Die Ludwigstraße beschäftigt den Gemeinderat schon seit geraumer Zeit, Ende vergangenen Jahres schien der gordische Knoten allerdings zerschlagen. Nun zeigt sich, die Akteure haben sich zu früh gefreut: Die Lösung, die die Kommune mit den Anwohnern ausgehandelt hatte, wurde vom Amt für Kommunalaufsicht für ungültig erklärt.

Anstoß nahmen die Prüfer an der so genannten Ablösevereinbarung. Bei dieser war die Kommune den Anliegern finanziell deutlich entgegengekommen, da sich Teile der Ludwigstraße bis dato in Privatbesitz befanden, weshalb die Eigentümer im Laufe der Jahrzehnte immer wieder Geld investierten, um die Straße in Stand zu halten. Dieses kostenträchtige Engagement wollte die Gemeinde würdigen, indem sie von den Anliegern einen Ablösebeitrag von 31 Euro pro Quadratmeter verlangte, tatsächlich betragen die Kosten für den Ausbau der Ludwigstraße aber mehr als 50 Euro pro Quadratmeter. Auf dieser Summe werden die Ludwigsträßler nun sitzen bleiben, denn Anlieger haben grundsätzlich 95 Prozent der anfallenden Kosten für den Ausbau einer Straße zu tragen, schreibt die Kommunalaufsicht in einer Stellungnahme an die Gemeinde, so stehe es im Kommunalabgabengesetz.

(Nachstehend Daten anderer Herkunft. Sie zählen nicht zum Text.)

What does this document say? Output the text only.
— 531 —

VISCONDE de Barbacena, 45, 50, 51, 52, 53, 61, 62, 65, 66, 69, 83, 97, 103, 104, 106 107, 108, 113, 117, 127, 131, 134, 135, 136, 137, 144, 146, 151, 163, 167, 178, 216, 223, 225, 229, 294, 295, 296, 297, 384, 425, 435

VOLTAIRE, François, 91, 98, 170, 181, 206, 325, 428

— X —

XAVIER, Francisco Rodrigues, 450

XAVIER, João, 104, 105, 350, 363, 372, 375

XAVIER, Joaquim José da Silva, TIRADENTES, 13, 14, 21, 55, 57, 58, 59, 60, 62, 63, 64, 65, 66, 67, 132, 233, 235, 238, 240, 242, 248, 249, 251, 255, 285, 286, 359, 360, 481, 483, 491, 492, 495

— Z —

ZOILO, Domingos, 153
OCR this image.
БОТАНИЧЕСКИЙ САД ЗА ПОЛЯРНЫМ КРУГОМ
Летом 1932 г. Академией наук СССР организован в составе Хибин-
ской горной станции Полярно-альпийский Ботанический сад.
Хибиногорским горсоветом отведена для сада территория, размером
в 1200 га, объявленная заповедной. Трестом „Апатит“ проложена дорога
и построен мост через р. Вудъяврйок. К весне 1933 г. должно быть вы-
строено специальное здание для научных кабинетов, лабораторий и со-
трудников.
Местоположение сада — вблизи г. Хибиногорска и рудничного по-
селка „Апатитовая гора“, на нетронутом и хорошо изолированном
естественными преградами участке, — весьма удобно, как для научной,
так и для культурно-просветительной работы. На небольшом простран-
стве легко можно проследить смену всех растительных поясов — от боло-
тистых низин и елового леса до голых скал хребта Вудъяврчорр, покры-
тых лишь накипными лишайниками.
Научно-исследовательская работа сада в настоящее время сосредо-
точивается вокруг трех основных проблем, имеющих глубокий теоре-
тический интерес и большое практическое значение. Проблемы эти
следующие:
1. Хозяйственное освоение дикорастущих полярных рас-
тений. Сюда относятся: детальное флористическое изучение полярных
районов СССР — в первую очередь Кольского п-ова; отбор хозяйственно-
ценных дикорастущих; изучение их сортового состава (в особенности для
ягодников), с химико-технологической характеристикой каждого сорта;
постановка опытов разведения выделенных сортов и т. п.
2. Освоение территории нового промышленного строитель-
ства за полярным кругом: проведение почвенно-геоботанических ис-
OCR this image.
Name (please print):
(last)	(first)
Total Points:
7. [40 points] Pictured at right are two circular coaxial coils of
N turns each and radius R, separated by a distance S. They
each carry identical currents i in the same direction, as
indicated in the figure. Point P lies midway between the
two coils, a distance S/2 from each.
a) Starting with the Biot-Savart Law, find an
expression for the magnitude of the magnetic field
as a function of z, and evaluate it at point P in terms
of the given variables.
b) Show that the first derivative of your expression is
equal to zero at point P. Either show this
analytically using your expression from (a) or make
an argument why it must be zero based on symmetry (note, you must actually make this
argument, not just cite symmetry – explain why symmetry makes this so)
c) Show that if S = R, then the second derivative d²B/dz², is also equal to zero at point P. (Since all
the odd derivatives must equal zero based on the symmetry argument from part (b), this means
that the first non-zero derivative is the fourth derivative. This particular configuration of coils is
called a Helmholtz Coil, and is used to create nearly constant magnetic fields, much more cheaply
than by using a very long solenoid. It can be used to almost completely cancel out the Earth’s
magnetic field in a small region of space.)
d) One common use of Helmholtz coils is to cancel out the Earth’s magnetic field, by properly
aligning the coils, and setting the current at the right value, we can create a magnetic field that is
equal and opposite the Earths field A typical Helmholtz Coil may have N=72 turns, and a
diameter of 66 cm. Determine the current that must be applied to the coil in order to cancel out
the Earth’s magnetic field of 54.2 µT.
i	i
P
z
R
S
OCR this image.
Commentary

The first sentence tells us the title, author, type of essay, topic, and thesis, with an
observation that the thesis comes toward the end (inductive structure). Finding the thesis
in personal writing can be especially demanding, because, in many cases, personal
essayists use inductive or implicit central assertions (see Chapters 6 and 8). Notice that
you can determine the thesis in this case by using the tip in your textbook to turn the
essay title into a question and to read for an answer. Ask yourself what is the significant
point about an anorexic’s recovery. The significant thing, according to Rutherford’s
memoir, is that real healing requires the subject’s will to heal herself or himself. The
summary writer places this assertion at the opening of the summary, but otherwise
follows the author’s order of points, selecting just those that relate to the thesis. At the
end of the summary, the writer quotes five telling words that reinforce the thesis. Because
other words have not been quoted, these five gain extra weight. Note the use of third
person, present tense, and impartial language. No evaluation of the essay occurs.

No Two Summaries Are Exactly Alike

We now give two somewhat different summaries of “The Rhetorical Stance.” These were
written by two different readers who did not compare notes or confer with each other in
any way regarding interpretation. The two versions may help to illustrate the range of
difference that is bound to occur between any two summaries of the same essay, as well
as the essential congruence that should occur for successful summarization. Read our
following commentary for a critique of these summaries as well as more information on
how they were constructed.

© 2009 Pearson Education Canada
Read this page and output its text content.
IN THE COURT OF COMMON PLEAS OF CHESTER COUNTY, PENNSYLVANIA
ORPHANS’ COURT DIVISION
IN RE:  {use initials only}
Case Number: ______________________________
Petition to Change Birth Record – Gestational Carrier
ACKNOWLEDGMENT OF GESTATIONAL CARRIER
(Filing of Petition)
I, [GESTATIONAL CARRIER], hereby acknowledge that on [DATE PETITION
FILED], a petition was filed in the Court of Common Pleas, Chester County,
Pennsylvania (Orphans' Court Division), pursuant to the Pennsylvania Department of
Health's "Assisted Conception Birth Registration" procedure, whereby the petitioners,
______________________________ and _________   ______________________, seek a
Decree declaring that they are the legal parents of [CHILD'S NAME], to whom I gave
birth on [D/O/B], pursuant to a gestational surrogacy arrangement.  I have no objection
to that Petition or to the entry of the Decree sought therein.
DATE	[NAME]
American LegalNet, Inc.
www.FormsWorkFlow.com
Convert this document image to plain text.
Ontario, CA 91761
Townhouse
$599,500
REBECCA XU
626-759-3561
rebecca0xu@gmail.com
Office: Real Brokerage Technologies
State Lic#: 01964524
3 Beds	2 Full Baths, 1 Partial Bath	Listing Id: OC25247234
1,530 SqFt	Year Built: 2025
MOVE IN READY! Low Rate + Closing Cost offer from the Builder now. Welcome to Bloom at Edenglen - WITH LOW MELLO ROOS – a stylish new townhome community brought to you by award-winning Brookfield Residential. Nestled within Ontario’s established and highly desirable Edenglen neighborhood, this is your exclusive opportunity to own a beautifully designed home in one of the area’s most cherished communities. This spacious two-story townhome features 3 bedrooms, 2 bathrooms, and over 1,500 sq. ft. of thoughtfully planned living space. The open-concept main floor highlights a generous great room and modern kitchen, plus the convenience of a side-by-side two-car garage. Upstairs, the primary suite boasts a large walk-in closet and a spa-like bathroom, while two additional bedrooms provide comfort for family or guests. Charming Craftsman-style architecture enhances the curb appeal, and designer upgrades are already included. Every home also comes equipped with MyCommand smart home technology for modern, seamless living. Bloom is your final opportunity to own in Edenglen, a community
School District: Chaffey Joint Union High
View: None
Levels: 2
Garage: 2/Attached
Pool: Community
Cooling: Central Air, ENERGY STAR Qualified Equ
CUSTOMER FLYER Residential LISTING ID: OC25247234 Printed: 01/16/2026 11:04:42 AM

Im Hülbener Rathaus war man von dieser Nachricht einigermaßen überrascht, wie Bürgermeister Siegmund Ganser sagt, schließlich habe die Kommune vorab sowohl einen Rechtsbeistand konsultiert als auch beim Landratsamt nachgefragt. Über die neue Sachlage wurden die Ludwigsträßler zwischenzeitlich von der Gemeinde informiert. Dessen ungeachtet halten alle am Verkauf ihrer Straßenanteile an die Kommune fest, die damit nun die alleinige Eigentümerin der Ludwigstraße ist.

Als Besitzer lässt die Kommune noch in diesem Jahr die Wasserleitung einschließlich der Hausanschlüsse erneuern. Gleichzeitig wird der Kanal saniert. Außerdem kümmert sich die Gemeinde um die Straßenbeleuchtung. Für Kanal und Wasserleitung, sagt Bürgermeister Siegmund Ganser, sei bereits Geld im Etat eingestellt. Diese Kosten müsse die Kommune tragen, im Gegensatz zum endgültigen Ausbau der Straße. Um die Ludwigstraßen-Anlieger mit den Ausbaukosten zumindest im Augenblick nicht zu belasten, wird vorerst nur ein Teerbelag aufgebracht, den die Kommune zahlt. Wann der endgültige Ausbau erfolgt, sagt der Bürgermeister, hänge von der Qualität der nun beauftragten Arbeiten ab.

Mit der Causa Ludwigstraße fällt für die Gemeinde zugleich Spielraum in Sachen Erschließungsbeitrag weg. Bislang war die Gemeinde den Hausbesitzern hierbei zumindest ein kleines Stück entgegengekommen: "Wir wollten", so heißt es aus den Reihen der Gemeinderäte, "einfach bürgerfreundlich sein. Das geht zu unserem Leidwesen nun nicht mehr."